Where ... is one of:

build   [CMDS] [MODE] [--langs=[+|-]LANG,LANG,...] [--gf=...] [--verbose|-v]
copy    [MODE] [--dest=...]
install [CMDS] [MODE] [--langs=[+|-]LANG,LANG,...] [--gf=...] [--dest=...] [--verbose|-v]
clean
  • CMDS is one or more of: prelude, all, lang, api, compat, or an explicit module name (e.g. ExtraEng.gf. You don't need to specify to language subdirectory, but there is a restriction that the module must exist in a direct subdirectory of src). If ommitted, the default command is prelude all.
  • MODE is one of: present, alltenses (default is both).
  • LANG is a 3-letter language code, e.g. Eng, Swe etc.
  • You can override the default language list with --langs=...
  • You can add languages to the default list with --langs=+...
  • You can remove languages from the default list with langs=-...
  • The path to GF installed on your system can be specified via the --gf flag (default is that the gf executable is in the global system path).
  • The --dest flag can be used to manually specify where the compiled RGL modules should be copied/installed. This is the same place as GF_LIB_PATH.

Shell script: Setup.sh

This method is provided as an alternative for those who don't have Haskell installed. Simply run the script to build the entire RGL and install in the default location.
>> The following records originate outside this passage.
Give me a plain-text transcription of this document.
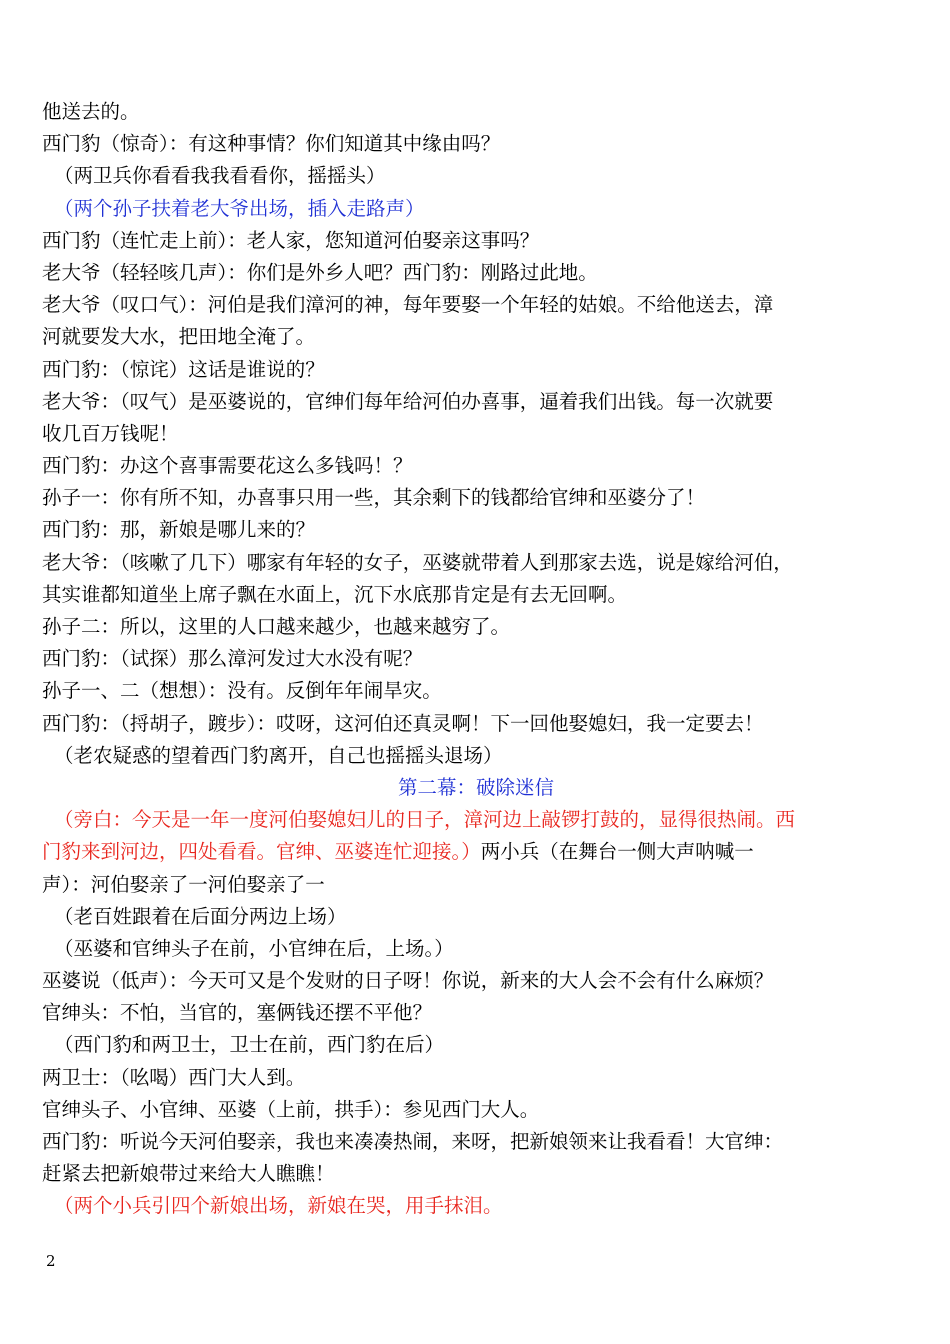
他送去的。
西门豹（惊奇）：有这种事情？你们知道其中缘由吗？
（两卫兵你看看我我看看你，摇摇头）
（两个孙子扶着老大爷出场，插入走路声）
西门豹（连忙走上前）：老人家，您知道河伯娶亲这事吗？
老大爷（轻轻咳几声）：你们是外乡人吧？西门豹：刚路过此地。
老大爷（叹口气）：河伯是我们漳河的神，每年要娶一个年轻的姑娘。不给他送去，漳
河就要发大水，把田地全淹了。
西门豹：（惊诧）这话是谁说的？
老大爷：（叹气）是巫婆说的，官绅们每年给河伯办喜事，逼着我们出钱。每一次就要
收几百万钱呢！
西门豹：办这个喜事需要花这么多钱吗！？
孙子一：你有所不知，办喜事只用一些，其余剩下的钱都给官绅和巫婆分了！
西门豹：那，新娘是哪儿来的？
老大爷：（咳嗽了几下）哪家有年轻的女子，巫婆就带着人到那家去选，说是嫁给河伯，
其实谁都知道坐上席子飘在水面上，沉下水底那肯定是有去无回啊。
孙子二：所以，这里的人口越来越少，也越来越穷了。
西门豹：（试探）那么漳河发过大水没有呢？
孙子一、二（想想）：没有。反倒年年闹旱灾。
西门豹：（捋胡子，踱步）：哎呀，这河伯还真灵啊！下一回他娶媳妇，我一定要去！
（老农疑惑的望着西门豹离开，自己也摇摇头退场）
第二幕：破除迷信
（旁白：今天是一年一度河伯娶媳妇儿的日子，漳河边上敲锣打鼓的，显得很热闹。西
门豹来到河边，四处看看。官绅、巫婆连忙迎接。）两小兵（在舞台一侧大声呐喊一
声）：河伯娶亲了一河伯娶亲了一
（老百姓跟着在后面分两边上场）
（巫婆和官绅头子在前，小官绅在后，上场。）
巫婆说（低声）：今天可又是个发财的日子呀！你说，新来的大人会不会有什么麻烦？
官绅头：不怕，当官的，塞俩钱还摆不平他？
（西门豹和两卫士，卫士在前，西门豹在后）
两卫士：（吆喝）西门大人到。
官绅头子、小官绅、巫婆（上前，拱手）：参见西门大人。
西门豹：听说今天河伯娶亲，我也来凑凑热闹，来呀，把新娘领来让我看看！大官绅：
赶紧去把新娘带过来给大人瞧瞧！
（两个小兵引四个新娘出场，新娘在哭，用手抹泪。
2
You can pass the following flags:

  • --dest=... to manually specify the install location
  • --gf=... to specify the path to the gf executable, if not available on the system path
  • --verbose or -v to show a list of files being built (errors will always be shown)

Windows batch file: Setup.bat

This method is provided as an alternative for Windows users who don't have Haskell or Bash installed.

It is supposed to be a port of Setup.sh and works in largely the same way. In particular, it accepts the same flags (in the same format) as described above.

However it currently tries to build all modules for all languages and doesn't consider the details of which modules should be compiled for each language (specified in languages.csv)

About this repository

On 2018-07-25, the monolithic GF repository was split in two:

  1. gf-core — the GF compiler, shell and runtimes
  2. gf-rgl — the resource grammar library

The former repository is now archived and no longer updated. The split was performed using this script and the output of that script is here.